De commissie lijkt te beseffen dat voor het buiten toepassing laten van een wet, wijziging van het huidige juridische kader nodig is. Zo onderschrijft de commissie het belang van constitutionele toetsing van wetten vooraf door de beide Kamers, maar ook achteraf (door de rechter), en beveelt zij aan deze toetsing mogelijk te maken.10 Tegelijkertijd merkt de commissie op dat de onder omstandigheden gewenste contra-legem-besluitvorming nu al in de praktijk kan worden gebracht door in de uitvoering en de rechtspraak meer gebruik te maken van de ‘dringende reden’. Ook de opmerking dat de wet nooit meer een excuus mag zijn, duidt hierop.
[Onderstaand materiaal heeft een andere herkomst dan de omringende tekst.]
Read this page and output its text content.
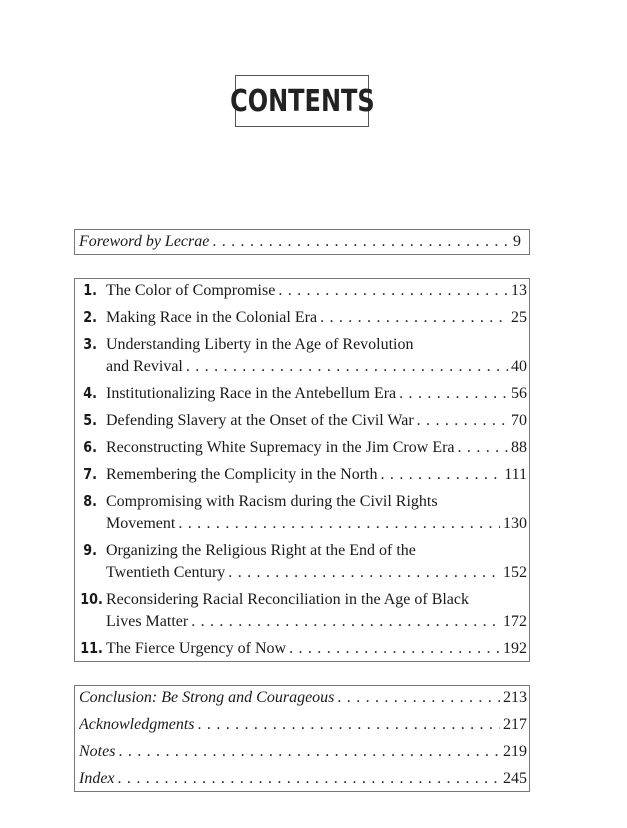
CONTENTS
Foreword by Lecrae . . .	9
1. The Color of Compromise . . .	13
2. Making Race in the Colonial Era . . .	25
3. Understanding Liberty in the Age of Revolution
and Revival . . .	40
4. Institutionalizing Race in the Antebellum Era . . .	56
5. Defending Slavery at the Onset of the Civil War . . .	70
6. Reconstructing White Supremacy in the Jim Crow Era . . .	88
7. Remembering the Complicity in the North . . .	111
8. Compromising with Racism during the Civil Rights
Movement . . .	130
9. Organizing the Religious Right at the End of the
Twentieth Century . . .	152
10. Reconsidering Racial Reconciliation in the Age of Black
Lives Matter . . .	172
11. The Fierce Urgency of Now . . .	192
Conclusion: Be Strong and Courageous . . .	213
Acknowledgments . . .	217
Notes . . .	219
Index . . .	245
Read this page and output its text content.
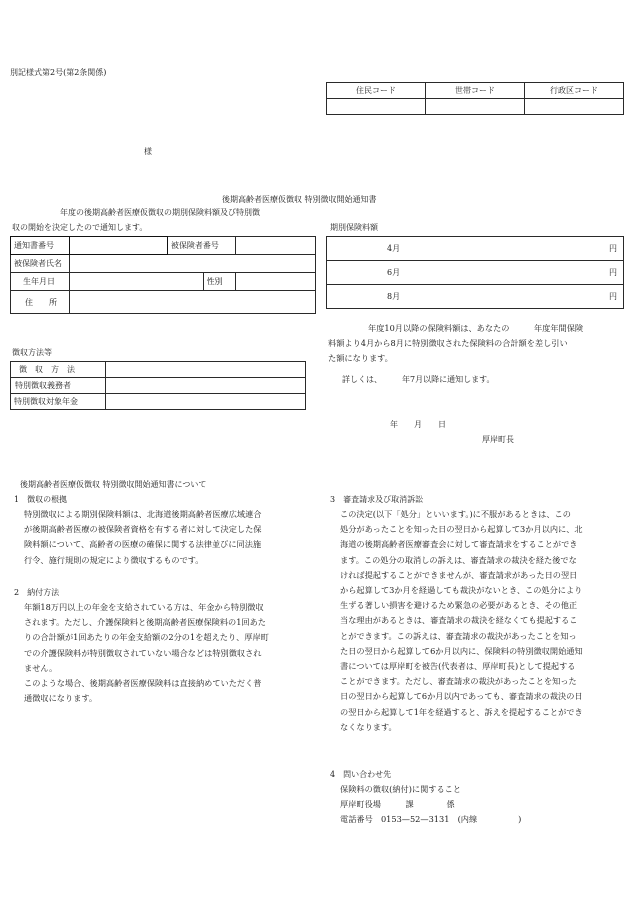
別記様式第2号(第2条関係)
住民コード	世帯コード	行政区コード

様
後期高齢者医療仮徴収 特別徴収開始通知書
年度の後期高齢者医療仮徴収の期別保険料額及び特別徴
収の開始を決定したので通知します。
通知書番号		被保険者番号	
被保険者氏名			
生年月日	性別		

住　　所			
期別保険料額
4月	円

6月	円

8月	円

年度10月以降の保険料額は、あなたの　　　年度年間保険

料額より4月から8月に特別徴収された保険料の合計額を差し引い

た額になります。

詳しくは、　　　年7月以降に通知します。
年　　月　　日
厚岸町長
徴収方法等
徴　収　方　法	
特別徴収義務者	
特別徴収対象年金	
後期高齢者医療仮徴収 特別徴収開始通知書について
1　徴収の根拠

特別徴収による期別保険料額は、北海道後期高齢者医療広域連合

が後期高齢者医療の被保険者資格を有する者に対して決定した保

険料額について、高齢者の医療の確保に関する法律並びに同法施

行令、施行規則の規定により徴収するものです。

2　納付方法

年額18万円以上の年金を支給されている方は、年金から特別徴収

されます。ただし、介護保険料と後期高齢者医療保険料の1回あた

りの合計額が1回あたりの年金支給額の2分の1を超えたり、厚岸町

での介護保険料が特別徴収されていない場合などは特別徴収され

ません。

このような場合、後期高齢者医療保険料は直接納めていただく普

通徴収になります。

3　審査請求及び取消訴訟

この決定(以下「処分」といいます。)に不服があるときは、この

処分があったことを知った日の翌日から起算して3か月以内に、北

海道の後期高齢者医療審査会に対して審査請求をすることができ

ます。この処分の取消しの訴えは、審査請求の裁決を経た後でな

ければ提起することができませんが、審査請求があった日の翌日

から起算して3か月を経過しても裁決がないとき、この処分により

生ずる著しい損害を避けるため緊急の必要があるとき、その他正

当な理由があるときは、審査請求の裁決を経なくても提起するこ

とができます。この訴えは、審査請求の裁決があったことを知っ

た日の翌日から起算して6か月以内に、保険料の特別徴収開始通知

書については厚岸町を被告(代表者は、厚岸町長)として提起する

ことができます。ただし、審査請求の裁決があったことを知った

日の翌日から起算して6か月以内であっても、審査請求の裁決の日

の翌日から起算して1年を経過すると、訴えを提起することができ

なくなります。

4　問い合わせ先

保険料の徴収(納付)に関すること

厚岸町役場　　　課　　　　係

電話番号　0153—52—3131　(内線　　　　　)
De commissie vermeldt: ‘Ook op de korte termijn moeten schrijnende gevallen worden voorkomen. Hiervoor ziet de commissie een oplossing in de zogeheten ‘dringende reden’: als toepassing van de wet leidt tot onaanvaardbare gevolgen voor de belanghebbende kan het bestuursorgaan, op basis van een dringende reden, geheel of gedeeltelijk afzien van herziening of terugvordering van een uitkering. Dit is een hardheidsclausule die in verschillende wetten (zoals de Participatiewet, de WW en de WAO) is vastgelegd. In de praktijk blijkt echter dat een beroep op de dringende reden bijna nooit wordt gehonoreerd en de hardheidsclausule wordt dan ook al jaren nauwelijks toegepast. Door dit begrip een ruimere invulling te geven, kan vaker een succesvol beroep worden gedaan op deze uitzonderingsmogelijkheid, waardoor ook op de korte termijn schrijnende gevallen kunnen worden voorkomen.’11
De commissie lijkt er dus van uit te gaan dat ook onder het huidige recht al een soort algemene hardheidsclausule kan worden toegepast, in ieder geval in de sfeer van de sociale verzekeringen en toeslagen,12 die bij een grove onrechtvaardige uitwerking van een wet altijd kan en moet worden ingeroepen. Probleem lijkt me dat deze hardheidsclausule niet in een algemene wet staat, maar in specifieke wetten, waarnaar de commissie ook verwijst. In de Awb, wel een algemene wet, staat evenwel art. 3:4, dat in beginsel een evenredigheids- of proportionaliteitstoets mogelijk maakt in het gehele bestuursrecht. Maar hierin staat weliswaar dat het bestuursorgaan de rechtstreeks bij het besluit betrokken belangen afweegt, maar wel met de toevoeging ‘voor zover niet uit een wettelijk voorschrift of uit de aard van de uit te oefenen bevoegdheid een beperking voortvloeit’. De Afdeling bestuursrecht van de Raad van State zag in ieder geval tot de uitspraak van 23 oktober 201913 in art. 26 Awir een dergelijke beperking.14 Ik laat in het midden of dat op zichzelf een juist juridisch oordeel is15 en of het wel klopt dat art. 26 Awir zonder meer de ‘alles-of-niets-doctrine’ voorschrijft, want in deze Opinie gaat het om een andere vraag: dient de rechter een wet, ook als deze volstrekt duidelijk is en een bedoeld effect sorteert, buiten toepassing te laten als deze in zijn ogen onredelijk uitpakt en tot buitenproportionele gevolgen leidt voor de betrokkene(n)?